Abandono de função, abandono de posto e jurisprudência
Apesar da especificidade de ambos os delitos, existem alguns casos na jurisprudência dos tribunais superiores. No Supremo Tribunal Federal (STF) houve um julgado sobre abandono de posto e deserção. A situação envolvia um crime de abandono de posto seguido de deserção, em que se discutiu a possibilidade de acumulação das punições, que o Supremo entendeu equivocada.
A visão do tribunal constitucional foi que o fato do abandono e a deserção, dentro de um mesmo contexto fático, não implica duas ações autônomas, incidindo, nesta hipótese, o fenômeno de absorção de um crime por outro, visto que o abandono se configurou em meio necessário para se atingir a deserção.
Nesse caso, a jurisprudência do STF parece trazer razoabilidade, no sentido de não punir duplamente o agente militar, pois, o abandono, neste caso, fez parte da intenção maior, a deserção, por isto o fenômeno da absorção.
Existe também a situação da linha tênue afastamento/abandono, em que os tribunais superiores entendem de forma similar à doutrina majoritária: se o militar exerce, de alguma forma, a vigilância inequívoca, podendo intervir a qualquer momento, o caso a ser discutido é, então, afastamento, não abandono.
No Superior Tribunal de Justiça (STJ) já foi verificada em jurisprudência da corte que a figura do abandono de cargo, punível com demissão, demanda que se investigue a intenção deliberada do servidor de abandonar o cargo.
O STJ provavelmente entende isso necessário por conta de não somente atender à lei, evidentemente, mas também assegurar que o servidor não seja objeto de perseguições por parte de superiores ou outros agentes que possam influenciar no suposto caso de abandono. É preciso apurar a intenção do servidor de abandonar a função pública.
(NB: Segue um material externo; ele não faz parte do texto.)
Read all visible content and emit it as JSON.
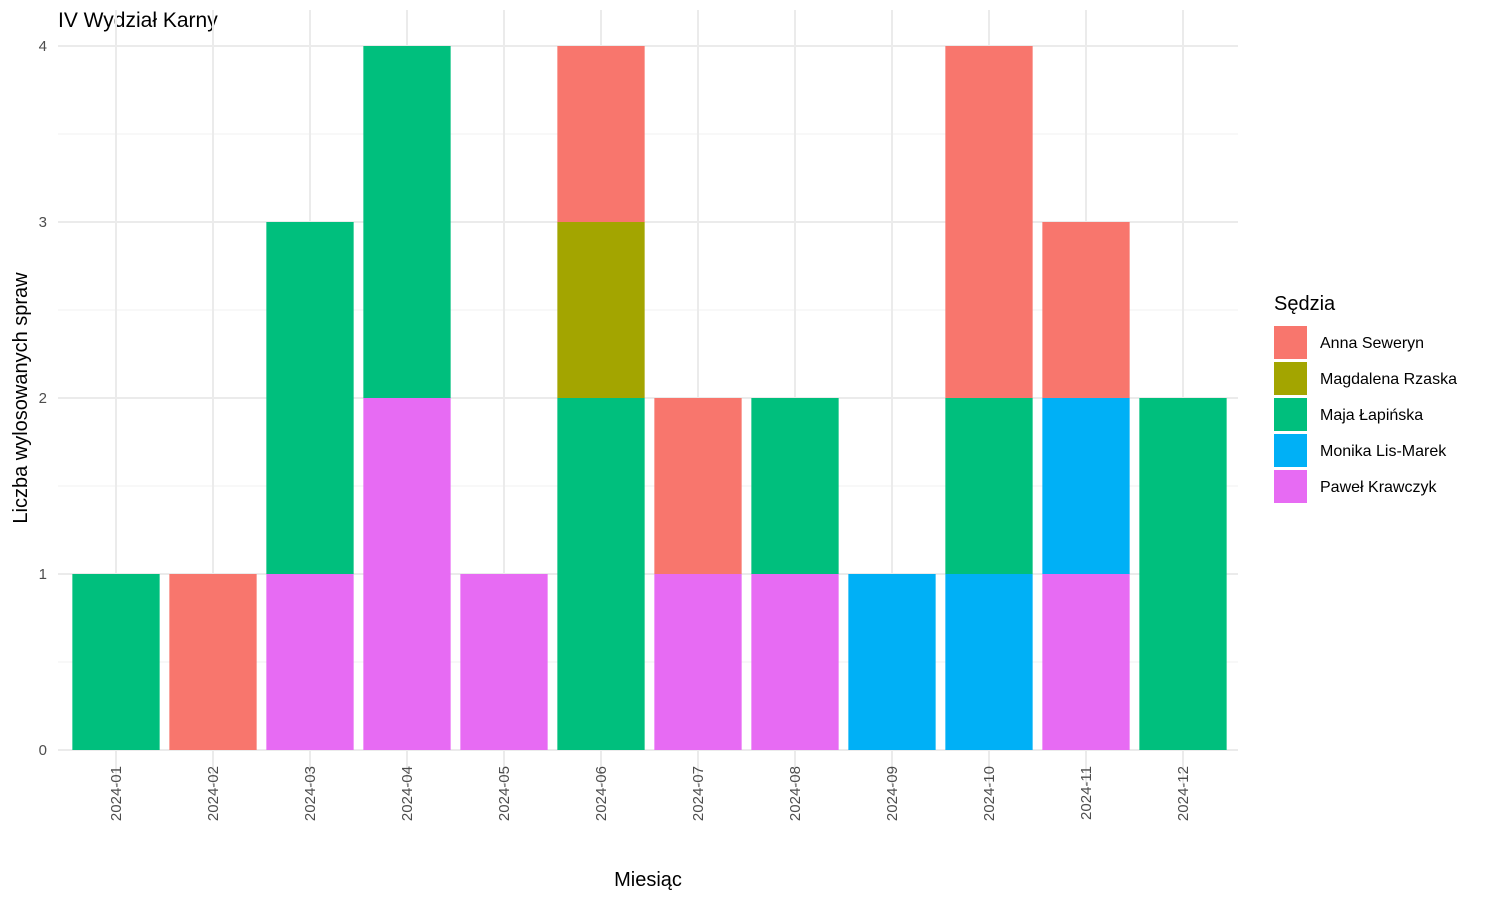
{
  "chart_data": {
    "type": "bar",
    "stacked": true,
    "title": "IV Wydział Karny",
    "xlabel": "Miesiąc",
    "ylabel": "Liczba wylosowanych spraw",
    "ylim": [
      0,
      4
    ],
    "yticks": [
      0,
      1,
      2,
      3,
      4
    ],
    "grid": true,
    "legend_title": "Sędzia",
    "legend_position": "right",
    "categories": [
      "2024-01",
      "2024-02",
      "2024-03",
      "2024-04",
      "2024-05",
      "2024-06",
      "2024-07",
      "2024-08",
      "2024-09",
      "2024-10",
      "2024-11",
      "2024-12"
    ],
    "series": [
      {
        "name": "Anna Seweryn",
        "color": "#F8766D",
        "values": [
          0,
          1,
          0,
          0,
          0,
          1,
          1,
          0,
          0,
          2,
          1,
          0
        ]
      },
      {
        "name": "Magdalena Rzaska",
        "color": "#A3A500",
        "values": [
          0,
          0,
          0,
          0,
          0,
          1,
          0,
          0,
          0,
          0,
          0,
          0
        ]
      },
      {
        "name": "Maja Łapińska",
        "color": "#00BF7D",
        "values": [
          1,
          0,
          2,
          2,
          0,
          2,
          0,
          1,
          0,
          1,
          0,
          2
        ]
      },
      {
        "name": "Monika Lis-Marek",
        "color": "#00B0F6",
        "values": [
          0,
          0,
          0,
          0,
          0,
          0,
          0,
          0,
          1,
          1,
          1,
          0
        ]
      },
      {
        "name": "Paweł Krawczyk",
        "color": "#E76BF3",
        "values": [
          0,
          0,
          1,
          2,
          1,
          0,
          1,
          1,
          0,
          0,
          1,
          0
        ]
      }
    ]
  }
}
Em todos os casos apresentados fica evidente que os tribunais superiores, no sentido de aplicar a justiça adequadamente, buscam verificar as intenções dos agentes, na determinação dos crimes.
Conclusões
Este texto procurou mostrar e explicar dois tipos de abandono de agentes públicos que geram danos para a coletividade: o abandono de função pública e o abandono de posto.
O abandono de função pública é um delito tipicamente civil, mas nem por isso deixa de ser menos lesivo, especialmente nas situações em que o abandono pode implicar em interrupção de um serviço essencial, como os serviços públicos de saúde, ou serviços educacionais, ou mesmo prestações de serviços públicos, nas quais, da mesma forma, a população fica sem alternativas de ver suas necessidades serem atendidas, ainda que momentaneamente.
Como o serviço público visa atender à coletividade, os danos decorrentes de uma interrupção do serviço pelo abandono de função podem ser a execução de um serviço para uma quantidade pequena de pessoas, ou uma cidade, um estado, ou mesmo o país inteiro.
O abandono de posto é um crime militar, cujas repercussões em geral são mais marcantes, visto que pode significar a perda de segurança, ou de resposta ao combate imediato de crimes em execução ou que potencialmente possam acontecer. No caso do abandono de posto, a hipótese apresenta-se mais grave do que um abandono de função.
Também por ser um crime típico de agente militares, é previsto em código específico, com punições mais rígidas que as punições dos civis. Entretanto, talvez justamente por isso, os códigos militares têm uma segunda tipificação, de maneira menos gravosa: o afastamento de posto, em que ocorre a desídia, mas de uma forma que não impede uma forma de vigilância e potencial intervenção. Foi desta forma que o código militar encontrou uma forma menos grave do que o abandono de posto.
É interessante também observar que os tribunais superiores, atendendo às especificidades dos dois tipos criminais, entendem que é essencial identificar o animus abandonandi – nesses casos, a intenção do agente de abandonar o serviço ou posto.